Although their bites will leave ugly scars on the pitaya branches, it is the vascular inner core that is truly essential. If that core is alive, your plants will be alive.
To prevent this, make sure you don't overwater your plants. If rainy season is coming, spray some protective neem oil to keep the bad guys away. Check the soil to see if it is well-draining. Don't overfeed your plants. And if possible, add some friendly microbes in the soil to increase the dragon fruits' good allies communities.
Other perspectives to look at this
The orange spots may be a protective measure that occurs naturally to slow down the growth of the dragon fruit a bit. Maybe there's too much good food in the soil & the plants are growing way too rapidly. From one perspective, this may be nature at work to balance things out. So other things can keep up or co-exist well together.

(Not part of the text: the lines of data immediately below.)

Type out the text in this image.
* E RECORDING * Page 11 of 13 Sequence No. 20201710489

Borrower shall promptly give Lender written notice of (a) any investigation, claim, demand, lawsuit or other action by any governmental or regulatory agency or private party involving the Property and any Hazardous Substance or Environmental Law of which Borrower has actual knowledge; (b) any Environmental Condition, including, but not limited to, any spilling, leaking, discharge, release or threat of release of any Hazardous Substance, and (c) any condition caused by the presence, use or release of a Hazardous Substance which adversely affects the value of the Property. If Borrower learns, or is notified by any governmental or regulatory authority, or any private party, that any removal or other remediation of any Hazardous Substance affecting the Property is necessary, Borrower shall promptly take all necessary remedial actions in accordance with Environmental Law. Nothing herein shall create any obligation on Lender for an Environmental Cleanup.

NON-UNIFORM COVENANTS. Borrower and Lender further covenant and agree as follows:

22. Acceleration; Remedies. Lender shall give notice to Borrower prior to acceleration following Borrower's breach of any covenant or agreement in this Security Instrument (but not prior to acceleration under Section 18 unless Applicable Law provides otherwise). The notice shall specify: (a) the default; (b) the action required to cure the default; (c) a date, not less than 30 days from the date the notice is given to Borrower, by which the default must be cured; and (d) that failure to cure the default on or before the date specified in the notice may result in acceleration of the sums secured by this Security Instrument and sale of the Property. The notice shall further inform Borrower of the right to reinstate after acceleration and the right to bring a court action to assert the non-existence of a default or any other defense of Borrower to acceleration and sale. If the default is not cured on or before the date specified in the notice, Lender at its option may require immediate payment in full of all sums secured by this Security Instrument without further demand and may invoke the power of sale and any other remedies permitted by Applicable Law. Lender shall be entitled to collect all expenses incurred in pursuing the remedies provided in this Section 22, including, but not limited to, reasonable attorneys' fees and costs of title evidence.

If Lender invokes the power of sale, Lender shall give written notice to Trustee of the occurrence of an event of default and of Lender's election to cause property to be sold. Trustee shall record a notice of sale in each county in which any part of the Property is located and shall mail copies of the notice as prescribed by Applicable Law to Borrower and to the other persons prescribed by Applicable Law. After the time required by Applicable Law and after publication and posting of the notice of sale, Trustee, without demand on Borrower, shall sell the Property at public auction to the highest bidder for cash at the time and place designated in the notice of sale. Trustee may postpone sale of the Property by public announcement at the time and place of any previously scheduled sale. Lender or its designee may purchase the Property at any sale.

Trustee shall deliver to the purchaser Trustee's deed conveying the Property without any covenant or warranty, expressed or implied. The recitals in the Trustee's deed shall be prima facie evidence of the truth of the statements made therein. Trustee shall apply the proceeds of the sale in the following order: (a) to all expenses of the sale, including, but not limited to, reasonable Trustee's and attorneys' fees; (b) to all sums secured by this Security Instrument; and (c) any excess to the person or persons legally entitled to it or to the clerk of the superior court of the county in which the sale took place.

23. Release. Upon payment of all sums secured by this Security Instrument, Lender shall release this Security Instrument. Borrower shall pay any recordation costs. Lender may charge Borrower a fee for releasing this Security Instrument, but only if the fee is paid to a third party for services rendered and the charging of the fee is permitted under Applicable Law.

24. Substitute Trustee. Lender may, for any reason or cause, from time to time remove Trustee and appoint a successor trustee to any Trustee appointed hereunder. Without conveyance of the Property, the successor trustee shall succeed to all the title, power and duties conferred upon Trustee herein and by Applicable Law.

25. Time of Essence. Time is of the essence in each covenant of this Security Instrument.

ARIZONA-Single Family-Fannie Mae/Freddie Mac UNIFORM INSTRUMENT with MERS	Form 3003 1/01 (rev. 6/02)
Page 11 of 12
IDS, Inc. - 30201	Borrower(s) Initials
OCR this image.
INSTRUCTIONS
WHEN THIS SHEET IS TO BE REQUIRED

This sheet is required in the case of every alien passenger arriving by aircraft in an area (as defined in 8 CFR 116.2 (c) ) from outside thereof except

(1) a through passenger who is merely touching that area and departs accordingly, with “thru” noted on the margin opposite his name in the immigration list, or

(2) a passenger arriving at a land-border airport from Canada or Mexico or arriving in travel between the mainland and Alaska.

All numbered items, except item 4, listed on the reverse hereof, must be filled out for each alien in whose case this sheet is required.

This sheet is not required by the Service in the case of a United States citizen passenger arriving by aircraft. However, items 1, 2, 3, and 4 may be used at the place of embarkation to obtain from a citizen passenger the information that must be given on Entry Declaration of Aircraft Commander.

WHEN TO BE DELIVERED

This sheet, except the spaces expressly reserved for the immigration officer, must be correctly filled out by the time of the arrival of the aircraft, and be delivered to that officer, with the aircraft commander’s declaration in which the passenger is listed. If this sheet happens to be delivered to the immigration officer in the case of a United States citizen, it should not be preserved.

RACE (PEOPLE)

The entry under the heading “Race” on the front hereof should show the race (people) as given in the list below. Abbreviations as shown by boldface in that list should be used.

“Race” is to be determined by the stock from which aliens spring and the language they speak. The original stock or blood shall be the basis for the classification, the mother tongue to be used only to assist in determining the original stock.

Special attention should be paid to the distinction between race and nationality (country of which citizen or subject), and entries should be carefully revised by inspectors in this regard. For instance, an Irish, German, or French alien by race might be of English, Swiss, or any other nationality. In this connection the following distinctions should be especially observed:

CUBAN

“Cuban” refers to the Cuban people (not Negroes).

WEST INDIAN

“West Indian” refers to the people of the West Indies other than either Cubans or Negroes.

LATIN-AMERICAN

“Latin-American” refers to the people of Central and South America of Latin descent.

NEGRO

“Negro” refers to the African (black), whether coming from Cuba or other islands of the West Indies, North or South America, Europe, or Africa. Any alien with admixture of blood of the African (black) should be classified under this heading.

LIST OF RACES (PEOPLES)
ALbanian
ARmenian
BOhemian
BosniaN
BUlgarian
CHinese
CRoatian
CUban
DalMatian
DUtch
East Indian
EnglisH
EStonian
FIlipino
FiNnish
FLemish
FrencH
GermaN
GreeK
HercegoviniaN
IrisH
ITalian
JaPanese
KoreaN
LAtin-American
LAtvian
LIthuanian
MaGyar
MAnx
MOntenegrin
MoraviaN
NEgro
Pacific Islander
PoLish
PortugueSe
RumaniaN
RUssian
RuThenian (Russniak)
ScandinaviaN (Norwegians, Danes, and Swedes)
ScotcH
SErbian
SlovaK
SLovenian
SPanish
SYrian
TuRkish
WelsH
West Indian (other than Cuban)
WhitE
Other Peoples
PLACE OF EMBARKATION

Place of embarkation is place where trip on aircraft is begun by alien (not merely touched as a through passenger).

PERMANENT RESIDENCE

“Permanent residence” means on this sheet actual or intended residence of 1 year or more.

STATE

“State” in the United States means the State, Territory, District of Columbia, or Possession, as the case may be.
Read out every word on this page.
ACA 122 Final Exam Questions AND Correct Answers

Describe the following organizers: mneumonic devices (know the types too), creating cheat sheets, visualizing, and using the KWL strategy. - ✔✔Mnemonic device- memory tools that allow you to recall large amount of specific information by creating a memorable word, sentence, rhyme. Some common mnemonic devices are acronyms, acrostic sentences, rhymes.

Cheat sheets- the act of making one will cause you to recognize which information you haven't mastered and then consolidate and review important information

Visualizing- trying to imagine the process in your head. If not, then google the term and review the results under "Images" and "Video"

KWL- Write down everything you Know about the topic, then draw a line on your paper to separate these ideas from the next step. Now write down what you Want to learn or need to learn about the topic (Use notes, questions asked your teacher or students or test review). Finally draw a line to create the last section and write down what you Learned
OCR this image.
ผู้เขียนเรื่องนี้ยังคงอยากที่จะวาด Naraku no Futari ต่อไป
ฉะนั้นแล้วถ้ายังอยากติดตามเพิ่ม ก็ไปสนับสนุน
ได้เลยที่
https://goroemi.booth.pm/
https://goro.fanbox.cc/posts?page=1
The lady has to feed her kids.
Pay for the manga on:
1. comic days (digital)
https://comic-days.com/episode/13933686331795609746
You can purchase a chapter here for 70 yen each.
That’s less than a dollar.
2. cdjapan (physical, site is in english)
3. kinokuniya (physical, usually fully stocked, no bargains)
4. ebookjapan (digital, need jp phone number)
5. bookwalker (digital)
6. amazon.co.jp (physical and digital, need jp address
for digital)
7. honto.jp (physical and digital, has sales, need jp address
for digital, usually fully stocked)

Some folks believe these spots or the mushy parts oozing out from the branches are a natural phenomenon. This happens to other cactus as well. It's not bacteria or fungi. Basically, the dragon fruits are shedding their skin or leaves–like a snake. As this is seen as normal, there's not much we have to worry about.
(Side note: Here is our small guess. If you check the soil pH around this time, it might be very acidic (around 4). Whereas the good pH for dragon fruit is around 6-7. The sourness in the soil might suggest the increase number of fungal micro-organisms. They are breathing, it smells sour & it's their sour breath. As the acidic water vapor airs out, it might lead to acid rain. Rain pours down & it goes on and on. We got this little idea of the symphony of nature from The Natural Way of Farming (by Masanobu Fukuoka). Need to put this to the test.)